Rate of decay of concentration functions on discrete groups (Q1397965)

Given a probability measure \(\mu\) on a locally compact group \(G\) one defines the concentration functions to be \(f_n(K)= \sup_{g\in G}\,\mu^{(n)} (Kg)\) where \(K\) is a compact subset of \(g\) and \(\mu^{(n)}\) is the \(n\)th convolution power of \(\nu\). The work of \textit{K. H. Hofmann} and \textit{A. Mukherjea} [Math. Ann. 256, 535--548 (1981; Zbl 0471.60015)] was completed by \textit{W. Jaworski}, \textit{J. Rosenblatt} and \textit{G. Willis} [ibid. 305, 673--691 (1996; Zbl 0854.43001)] to show that if \(G\) is non-compact and \(\mu\) is irreducible, then \(\lim_{n\to\infty}\, f_n(K)= 0\) for any compact set \(K\). The rate of this convergence has been studied by a variety of authors, including \textit{P. Bougerol} [C. R. Acad. Sci., Paris, Sér. A 283, 527--529 (1976; Zbl 0368.60010) and in: Probability measures on groups. Lect. Notes Math. 706, 36--40 (1979; Zbl 0404.60019)], \textit{N. Th. Varopoulos} [in: Proc. Int. Congr. Math., Kyoto/Japan 1990, Vol. II, 951--957 (1991; Zbl 0744.43006)], and \textit{N. Th.
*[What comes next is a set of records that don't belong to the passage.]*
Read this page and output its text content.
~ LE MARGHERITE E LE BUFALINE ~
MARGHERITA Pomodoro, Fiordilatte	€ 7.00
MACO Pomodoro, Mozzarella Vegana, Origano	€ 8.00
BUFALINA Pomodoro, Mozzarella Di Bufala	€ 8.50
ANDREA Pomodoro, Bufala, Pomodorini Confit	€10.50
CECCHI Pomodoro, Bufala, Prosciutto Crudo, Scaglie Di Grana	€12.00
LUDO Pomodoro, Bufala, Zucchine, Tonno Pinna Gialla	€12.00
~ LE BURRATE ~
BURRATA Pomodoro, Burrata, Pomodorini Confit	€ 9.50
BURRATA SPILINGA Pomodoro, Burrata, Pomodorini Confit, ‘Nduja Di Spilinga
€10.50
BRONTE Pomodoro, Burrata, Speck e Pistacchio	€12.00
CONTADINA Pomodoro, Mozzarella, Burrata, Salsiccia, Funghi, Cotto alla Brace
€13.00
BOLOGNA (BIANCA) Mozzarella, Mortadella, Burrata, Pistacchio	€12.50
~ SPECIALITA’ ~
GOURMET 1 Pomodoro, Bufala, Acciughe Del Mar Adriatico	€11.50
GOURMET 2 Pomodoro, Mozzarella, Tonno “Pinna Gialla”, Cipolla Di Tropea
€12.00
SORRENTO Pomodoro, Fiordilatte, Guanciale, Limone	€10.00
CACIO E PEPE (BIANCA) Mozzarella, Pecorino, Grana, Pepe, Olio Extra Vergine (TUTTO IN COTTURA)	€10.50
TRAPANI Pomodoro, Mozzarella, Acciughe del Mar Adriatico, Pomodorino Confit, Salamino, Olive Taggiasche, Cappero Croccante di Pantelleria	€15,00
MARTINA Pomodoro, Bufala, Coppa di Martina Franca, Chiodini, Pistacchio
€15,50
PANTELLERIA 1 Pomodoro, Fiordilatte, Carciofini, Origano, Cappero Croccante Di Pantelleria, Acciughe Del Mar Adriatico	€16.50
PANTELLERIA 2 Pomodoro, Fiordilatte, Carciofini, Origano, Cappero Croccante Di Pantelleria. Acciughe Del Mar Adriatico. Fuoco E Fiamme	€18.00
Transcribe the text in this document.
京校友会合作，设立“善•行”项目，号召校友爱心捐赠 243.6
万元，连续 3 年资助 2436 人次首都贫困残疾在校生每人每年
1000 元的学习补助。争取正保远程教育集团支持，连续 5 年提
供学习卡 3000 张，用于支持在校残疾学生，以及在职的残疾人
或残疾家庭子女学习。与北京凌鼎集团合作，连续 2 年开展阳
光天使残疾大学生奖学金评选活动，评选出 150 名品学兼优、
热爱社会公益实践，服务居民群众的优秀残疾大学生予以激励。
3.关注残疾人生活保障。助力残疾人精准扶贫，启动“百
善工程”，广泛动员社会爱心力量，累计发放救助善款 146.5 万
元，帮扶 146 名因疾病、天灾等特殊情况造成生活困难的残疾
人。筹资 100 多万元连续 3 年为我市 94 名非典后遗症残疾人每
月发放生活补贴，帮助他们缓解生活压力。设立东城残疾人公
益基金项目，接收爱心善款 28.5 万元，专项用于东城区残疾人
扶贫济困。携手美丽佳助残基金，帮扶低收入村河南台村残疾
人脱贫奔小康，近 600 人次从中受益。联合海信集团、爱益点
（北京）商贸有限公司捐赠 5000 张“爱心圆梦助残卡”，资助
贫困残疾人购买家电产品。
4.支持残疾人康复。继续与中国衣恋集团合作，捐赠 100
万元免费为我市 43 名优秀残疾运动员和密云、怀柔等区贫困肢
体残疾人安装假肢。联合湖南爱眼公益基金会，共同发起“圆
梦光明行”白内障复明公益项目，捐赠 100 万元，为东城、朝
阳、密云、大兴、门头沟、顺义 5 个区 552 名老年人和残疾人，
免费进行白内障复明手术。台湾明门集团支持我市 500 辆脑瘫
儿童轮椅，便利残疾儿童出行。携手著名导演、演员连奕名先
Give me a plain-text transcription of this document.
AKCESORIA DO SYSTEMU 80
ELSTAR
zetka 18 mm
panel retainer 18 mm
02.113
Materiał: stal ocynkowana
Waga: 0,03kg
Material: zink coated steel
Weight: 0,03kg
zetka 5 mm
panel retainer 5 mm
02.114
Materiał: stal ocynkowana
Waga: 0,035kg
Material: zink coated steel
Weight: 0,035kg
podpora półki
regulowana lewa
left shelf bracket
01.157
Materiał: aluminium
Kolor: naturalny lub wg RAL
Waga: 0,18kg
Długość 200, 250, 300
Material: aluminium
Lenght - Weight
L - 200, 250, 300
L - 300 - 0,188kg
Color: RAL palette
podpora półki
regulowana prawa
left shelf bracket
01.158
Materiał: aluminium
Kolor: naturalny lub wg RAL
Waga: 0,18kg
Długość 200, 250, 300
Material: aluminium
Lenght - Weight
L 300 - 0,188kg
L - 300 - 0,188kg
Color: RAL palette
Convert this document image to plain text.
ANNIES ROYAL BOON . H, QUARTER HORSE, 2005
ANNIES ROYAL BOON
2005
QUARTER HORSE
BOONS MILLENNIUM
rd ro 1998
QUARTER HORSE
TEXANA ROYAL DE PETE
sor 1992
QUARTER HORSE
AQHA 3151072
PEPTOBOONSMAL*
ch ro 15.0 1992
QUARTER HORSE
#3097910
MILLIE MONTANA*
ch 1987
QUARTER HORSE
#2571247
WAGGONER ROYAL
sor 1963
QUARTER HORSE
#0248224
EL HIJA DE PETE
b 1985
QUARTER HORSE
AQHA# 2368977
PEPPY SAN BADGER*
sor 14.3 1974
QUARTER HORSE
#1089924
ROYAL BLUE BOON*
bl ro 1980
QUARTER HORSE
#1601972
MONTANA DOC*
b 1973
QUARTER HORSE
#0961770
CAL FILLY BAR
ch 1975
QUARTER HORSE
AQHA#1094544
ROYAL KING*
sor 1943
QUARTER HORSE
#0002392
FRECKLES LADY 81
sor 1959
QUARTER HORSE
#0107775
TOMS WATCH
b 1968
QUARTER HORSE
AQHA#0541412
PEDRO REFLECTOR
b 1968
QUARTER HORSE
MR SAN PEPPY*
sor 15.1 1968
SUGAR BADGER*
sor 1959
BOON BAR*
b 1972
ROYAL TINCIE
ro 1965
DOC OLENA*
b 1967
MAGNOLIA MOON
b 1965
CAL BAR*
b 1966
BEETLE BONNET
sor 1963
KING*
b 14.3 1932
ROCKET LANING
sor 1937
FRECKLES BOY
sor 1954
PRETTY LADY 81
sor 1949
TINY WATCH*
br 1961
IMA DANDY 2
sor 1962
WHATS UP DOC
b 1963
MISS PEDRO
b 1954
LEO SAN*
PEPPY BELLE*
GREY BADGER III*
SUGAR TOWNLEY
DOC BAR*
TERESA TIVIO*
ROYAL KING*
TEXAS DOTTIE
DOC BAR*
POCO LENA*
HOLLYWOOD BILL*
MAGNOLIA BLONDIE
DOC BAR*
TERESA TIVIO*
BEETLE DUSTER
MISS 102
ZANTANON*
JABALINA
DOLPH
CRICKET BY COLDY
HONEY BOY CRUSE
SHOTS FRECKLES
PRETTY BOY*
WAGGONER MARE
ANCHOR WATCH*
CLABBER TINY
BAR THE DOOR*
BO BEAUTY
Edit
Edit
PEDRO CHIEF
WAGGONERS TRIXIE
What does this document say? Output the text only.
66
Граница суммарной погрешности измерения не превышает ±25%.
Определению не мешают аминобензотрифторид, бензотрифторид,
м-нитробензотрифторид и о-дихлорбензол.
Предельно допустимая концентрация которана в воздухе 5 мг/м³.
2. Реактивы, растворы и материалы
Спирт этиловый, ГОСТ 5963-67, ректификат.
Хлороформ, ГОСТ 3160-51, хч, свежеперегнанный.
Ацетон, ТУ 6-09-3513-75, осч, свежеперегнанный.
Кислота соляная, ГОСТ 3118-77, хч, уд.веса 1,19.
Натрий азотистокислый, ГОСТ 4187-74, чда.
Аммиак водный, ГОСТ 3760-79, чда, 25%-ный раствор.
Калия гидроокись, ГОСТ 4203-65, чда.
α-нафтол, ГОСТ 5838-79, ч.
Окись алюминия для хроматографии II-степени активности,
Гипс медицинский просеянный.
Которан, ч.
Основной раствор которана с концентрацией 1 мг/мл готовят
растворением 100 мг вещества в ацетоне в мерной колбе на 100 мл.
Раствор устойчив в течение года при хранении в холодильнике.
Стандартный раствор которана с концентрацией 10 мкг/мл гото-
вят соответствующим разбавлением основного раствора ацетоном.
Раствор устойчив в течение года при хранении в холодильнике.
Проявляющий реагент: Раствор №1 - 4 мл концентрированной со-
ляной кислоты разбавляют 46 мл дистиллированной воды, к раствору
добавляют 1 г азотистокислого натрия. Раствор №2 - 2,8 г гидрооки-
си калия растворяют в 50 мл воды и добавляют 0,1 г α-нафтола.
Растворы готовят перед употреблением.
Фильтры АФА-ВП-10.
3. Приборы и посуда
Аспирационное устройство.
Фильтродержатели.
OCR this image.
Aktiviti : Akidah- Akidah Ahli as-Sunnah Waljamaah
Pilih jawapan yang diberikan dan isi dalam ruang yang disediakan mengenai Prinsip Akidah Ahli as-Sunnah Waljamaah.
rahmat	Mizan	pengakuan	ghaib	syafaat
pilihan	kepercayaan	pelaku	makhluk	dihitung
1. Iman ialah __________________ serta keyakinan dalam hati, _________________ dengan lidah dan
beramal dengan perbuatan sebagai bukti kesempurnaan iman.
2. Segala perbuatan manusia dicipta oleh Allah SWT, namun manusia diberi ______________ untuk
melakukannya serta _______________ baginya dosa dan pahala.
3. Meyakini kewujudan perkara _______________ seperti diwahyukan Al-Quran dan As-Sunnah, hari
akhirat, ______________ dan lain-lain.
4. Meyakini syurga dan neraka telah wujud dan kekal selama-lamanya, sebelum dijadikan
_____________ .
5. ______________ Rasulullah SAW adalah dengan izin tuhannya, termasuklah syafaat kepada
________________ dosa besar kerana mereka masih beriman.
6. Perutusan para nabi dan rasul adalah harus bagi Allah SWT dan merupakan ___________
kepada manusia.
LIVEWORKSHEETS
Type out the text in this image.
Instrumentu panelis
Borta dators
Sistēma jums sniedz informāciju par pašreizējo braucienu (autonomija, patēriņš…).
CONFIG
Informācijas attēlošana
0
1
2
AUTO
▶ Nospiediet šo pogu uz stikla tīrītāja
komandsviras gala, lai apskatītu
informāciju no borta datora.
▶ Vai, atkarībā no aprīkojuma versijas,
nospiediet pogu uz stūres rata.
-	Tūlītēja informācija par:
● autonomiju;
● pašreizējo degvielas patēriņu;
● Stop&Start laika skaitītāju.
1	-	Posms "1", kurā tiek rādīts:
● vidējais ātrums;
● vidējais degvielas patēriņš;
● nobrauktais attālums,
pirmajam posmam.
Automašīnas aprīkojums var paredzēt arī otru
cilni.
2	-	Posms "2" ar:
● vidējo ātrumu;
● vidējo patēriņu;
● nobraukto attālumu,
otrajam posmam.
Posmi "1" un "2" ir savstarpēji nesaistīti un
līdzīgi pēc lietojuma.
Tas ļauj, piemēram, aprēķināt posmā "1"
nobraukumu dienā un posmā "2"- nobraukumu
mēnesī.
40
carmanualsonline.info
Varopoulos}, \textit{L. Saloff-Coste} and \textit{T. Coulhon} [``Analysis on Lie groups'' (1992; Zbl 0813.22003)]. In this note the rate of this convergence is presented in the case where \(G\) is a non-locally finite discrete group. In particular it is shown that if the volume growth \(V(m)\) of \(G\) satisfies \(V(m)\geq cm^D\), then for any compact set \(K\) it follows \(f_n(K)\leq Cn^{-D/2}\) (Theorem 1 -- Main theorem). The references contain 7 bibliographical hints.